Agar perawat mampu mengatasi berbagai masalah kelompok klien yang ada, pembuatan
keputusan berkelanjutan sanagt penting. Selain itu, manajemen waktu merupakan bagian dari
pembuatan keputusan dan memastikan bahwa waktu perawat digunakan dengan baik dan bahwa
perawat cukup tanggap terhadap kebutuhan klien.
2.1.3. Model-model Berpikir Kritis
Kataoka-Yahiro dan Saylor (1994) telah mengembangkan suatu model tentang berpikir
kritis untuk penilaian keperawatan. Model tersebut dirancang untuk mengetengahkan penilaian
keperawatan dalam peran klinis, manajerial, kepemimpinan, dan pendidikan.
Model tersebut terbagi menjadi 2 bagian yaitu komponen berpikir kritis dan tingkat
berpikir kritis. Komponen berpikir kritis terdiri dari: (1) dasar pengetahuan khusus, (2)
pengalaman, (3) kompetensi, (4) sikap dan (5) standar. Tingkat berpikir kritis terbagi menjadi
tiga yaitu (1) tingkat dasar, (2) kompleks, dan (3) komitmen.
Dasar pengetahuan khusus perawat mencakup informasi dan teori dari ilmu pengetahuan
alam, humaniora, dan keperawatan yang diperlukan untuk memikirkan masalah keperawatan.
Informasi tersebut memberikan data yang digunakan dalam berbagai proses berpikir kritis.

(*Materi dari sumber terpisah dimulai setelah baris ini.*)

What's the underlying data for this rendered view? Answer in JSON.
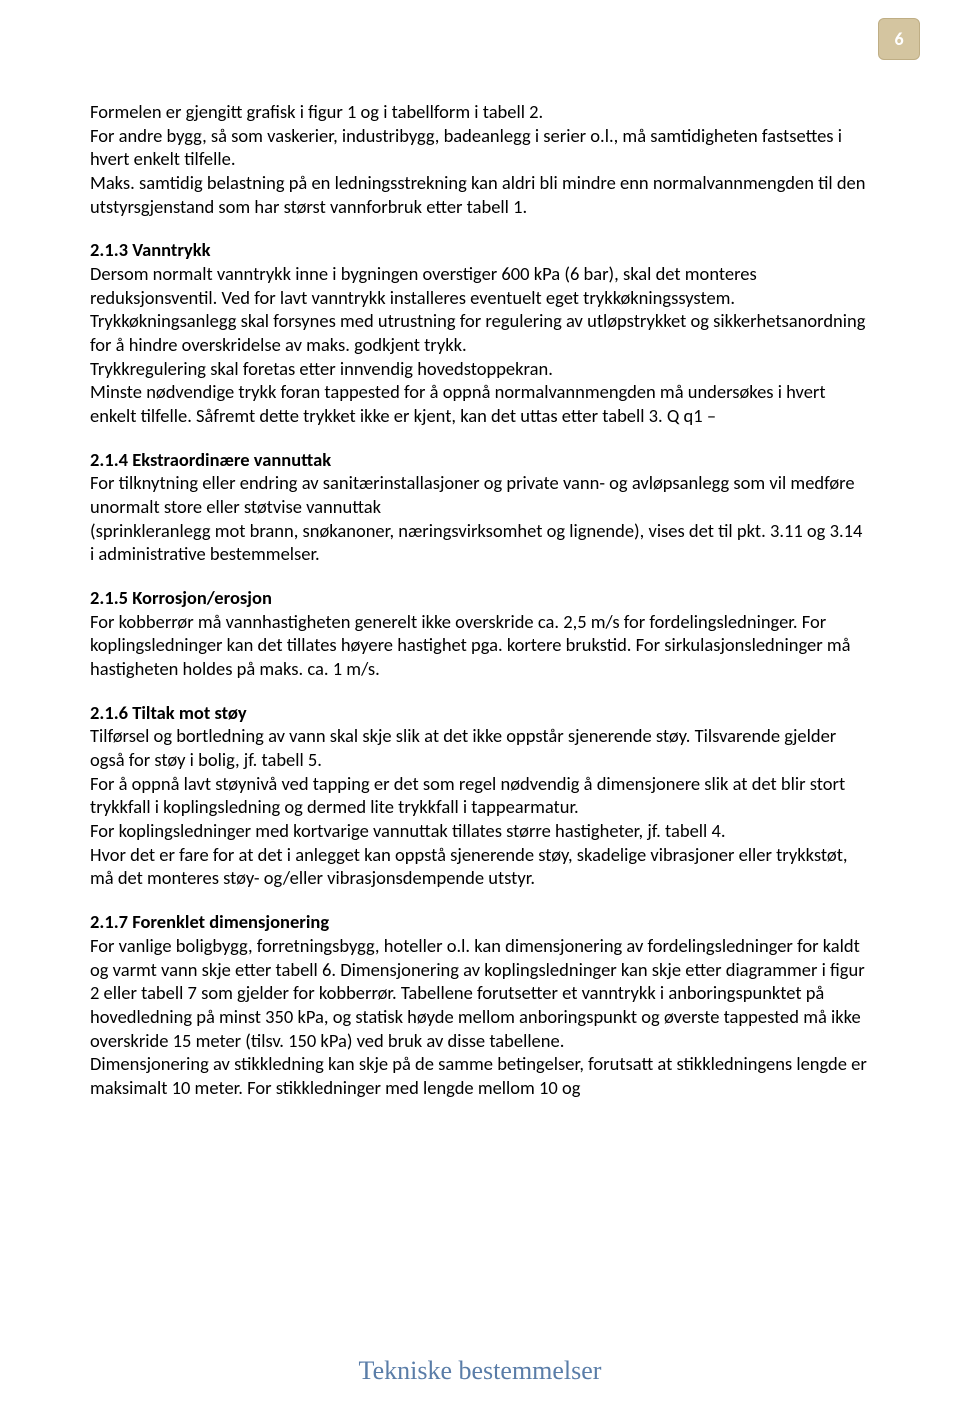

Pengalaman, perawat bukan hanya mengandalkan “buku ajar” sebagai landasan kerja
yang penting, melainkan juga pengalaman yang didapatkan dari klien-klien sebelumnya.
Pengalaman merupakan pelajaran terbaik yang harus dipelajari perawat.
Kompetensi, terbagi menjadi tiga yaitu berpikir kritis umum, spesifik dalam situasi klinis,
dan spesifik dalam keperawatan. Berpikir kritis umum mencakup metode ilmiah, pemecahan
masalah, dan pembuatan keputusan. Berpikir kritis spesifik dalam situasi klinis mencakup
pertimbangan diagnostic, kesimpulan klinis, dan pembuatan keputusan klinis, sedangkan berpikir
kritis bersifat khusus unruk keperawatan mencakup semua tentang proses keperawatan yang
akan dibahas lebih khusus selanjutnya.
Sikap dalam berpikir kritis meliputi : percaya diri, mandiri, keterbukaan, tanggung gugat,
berani dalam mengambil resiko, disiplin, ketekunan, kreativitas, rasa ingin tahu, integritas, dan
kerendahan hati. Sikap-sikap tersebut adalah nilai yang yang ditunjukan keberhasilannya oleh
pemikir kritis.
Standar untuk berpikir kritis terbagi menjadi dua yaitu standar intelektual dan standar
professional. Standar intelektual seperti jelas, tepat, spesifik, akurat, relevan, masuk akal,
konsisten, logis, mendalam, luas, komplet, signifikan, adekuat dan terbuka. Standar professional
mengacu pada kriteria etis untuk penilaian keperawatan, kriteria untuk evaluasi, dan tanggung
jawab profesional.
Pada tingkat dasar, perawat harus berpikir untuk menjadi konkret dan didasarkan pada
serangkaian peraturan atau prinsip. Hal ini merupakan langkah awal dalam perkembangan
kemampuan mempertimbangkan (Kataoka-Yahiro dan Saylor, 1994)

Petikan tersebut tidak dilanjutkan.